It will now be up to the nearly 6,000 Lathrop residents to determine whether they’re okay with rates for sewer and water to increase over the course of the next five years.
On Monday the Lathrop City Council voted 3-2 – with councilman Paul Akinjo and councilwoman Martha Salcedo dissenting – to start the process of raising both the sewer and water rates to coincide with the rising costs of maintaining the system and the decline in revenue that has come as a result of State-mandated water use reductions.
If approved by the 5,600 homeowners and 300 business operators that utilize the city’s water and sewer system – protest notices that will be delivered along with bills – then it will be before the Lathrop City Council for final approval in early January. The rate increases – which up $5-a-month in 2017 and 2018, $6-a-month in 2019 and $8-a-month in 2020 – are designed to offset what would amount to a $9.8 million shortfall in operating funds that is anticipated in the next five years.
Not everybody in attendance, however, was keen on the concept.
Resident Craig Weis said that the council begrudgingly adopted a rate increase in 2008 for the following five years under similar circumstances, and his bill went up 40 percent by the time that the rates stabilized in 2013. Now, he said, the city is back at its old tricks.
“If this was put on the ballot for the residents to vote on it wouldn’t stand a chance,” Weis said. “I also highly doubt that any of you would vote on a rate increase which is required for it to pass. So I’m asking the council to vote against even allowing this to move forward tonight.”
Weis then challenged city employees that live in Ripon to produce their own respective water bills and compare them to what Lathrop residents will be paying – agreeing to back the rate increase if they were somehow paying more than the people in the community that they help run.
The problem, he alleged, exists in the framework of the fund and not necessarily in the budget shortfall or the reduction that city staffers are claiming is to blame.
“For our expenses to be exceeding revenue is a sign that something is wrong,” he said. “It’s not about money coming in and going out. Something is wrong with the system and something else needs to be addressed. We were put in the same darn position in 2008 and you can talk about inflation – everybody understands inflation and how they wish they got a raise every year to meet the cost-of-living increase – but my water went up 40 percent over five years.
“That’s way more than just inflation.”
But City Manager Steve Salvatore disagreed.

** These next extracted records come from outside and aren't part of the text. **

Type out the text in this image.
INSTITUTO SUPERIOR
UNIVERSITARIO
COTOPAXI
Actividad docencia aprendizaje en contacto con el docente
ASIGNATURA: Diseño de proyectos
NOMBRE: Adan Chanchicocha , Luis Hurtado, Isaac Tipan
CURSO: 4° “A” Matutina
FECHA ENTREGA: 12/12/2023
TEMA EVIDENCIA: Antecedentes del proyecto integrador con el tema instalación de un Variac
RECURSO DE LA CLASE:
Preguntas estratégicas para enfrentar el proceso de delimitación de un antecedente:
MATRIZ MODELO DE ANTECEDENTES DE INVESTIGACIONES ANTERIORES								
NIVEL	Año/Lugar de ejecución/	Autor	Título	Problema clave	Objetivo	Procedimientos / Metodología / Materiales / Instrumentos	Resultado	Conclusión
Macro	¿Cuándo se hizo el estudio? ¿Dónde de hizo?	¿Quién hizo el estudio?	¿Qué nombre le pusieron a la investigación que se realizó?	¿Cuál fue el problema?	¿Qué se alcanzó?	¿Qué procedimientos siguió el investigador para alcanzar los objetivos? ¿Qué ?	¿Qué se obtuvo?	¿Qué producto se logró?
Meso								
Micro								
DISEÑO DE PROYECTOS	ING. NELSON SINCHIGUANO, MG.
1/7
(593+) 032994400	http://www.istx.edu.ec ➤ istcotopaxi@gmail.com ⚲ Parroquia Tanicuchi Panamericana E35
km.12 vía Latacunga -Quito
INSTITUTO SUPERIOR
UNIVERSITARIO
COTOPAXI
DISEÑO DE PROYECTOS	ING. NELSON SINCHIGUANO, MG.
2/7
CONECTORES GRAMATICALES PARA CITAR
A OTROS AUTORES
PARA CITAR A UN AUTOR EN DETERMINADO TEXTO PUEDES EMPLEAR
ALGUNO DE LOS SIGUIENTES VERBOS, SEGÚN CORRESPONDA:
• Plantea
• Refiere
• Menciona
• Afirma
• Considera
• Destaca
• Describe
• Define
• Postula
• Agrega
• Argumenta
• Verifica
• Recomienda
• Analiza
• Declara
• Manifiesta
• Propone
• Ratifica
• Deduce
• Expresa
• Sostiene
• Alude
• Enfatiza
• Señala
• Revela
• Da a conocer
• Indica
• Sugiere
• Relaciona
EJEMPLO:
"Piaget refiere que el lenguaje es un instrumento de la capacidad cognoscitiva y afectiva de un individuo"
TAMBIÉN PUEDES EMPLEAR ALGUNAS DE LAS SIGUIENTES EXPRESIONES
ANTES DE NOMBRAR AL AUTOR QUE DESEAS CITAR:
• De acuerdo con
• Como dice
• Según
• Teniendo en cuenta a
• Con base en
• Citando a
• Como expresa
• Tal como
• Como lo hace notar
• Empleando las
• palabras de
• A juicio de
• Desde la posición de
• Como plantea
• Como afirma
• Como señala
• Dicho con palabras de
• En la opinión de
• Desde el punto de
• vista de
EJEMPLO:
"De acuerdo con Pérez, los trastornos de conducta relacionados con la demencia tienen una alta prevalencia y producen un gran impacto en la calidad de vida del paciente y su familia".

As Lathrop’s Finance Director Cari James spelled out in her report to the council, the mandatory use reductions imposed by the state has forced Lathrop’s hand in proposing the price hike – something that they’ve held off on for two years by refinancing bonds, restructuring the existing system and signing new agreements that will save the cities millions over the course of their life.
That still doesn’t take away from the fact that the cost of maintaining the system moving forward will exceed the money available in the fund, and whether the money is provided through a rate increase of through a general fund subsidy, it will still be taxpayer money making up the difference.
“We knew that this was going to be painful for the residents here in town to hear about rate increases,” Salvatore said. “Rate increases over the course of time are just a fact of life. Rates never go down – they always go up – and that’s because things cost more over time.
“A ton of factors affect one bill in one city and another bill in another city. Since 2008 we’ve added the arsenic treatment, and if you compare Lathrop to Manteca you’re comparing to a city that has three times the population and therefore a bigger base to spread the fixed cost over. But that doesn’t mean that they don’t have rate increases – they may be subsidized over a period of time by the general fund, but you pay for it one way or another.”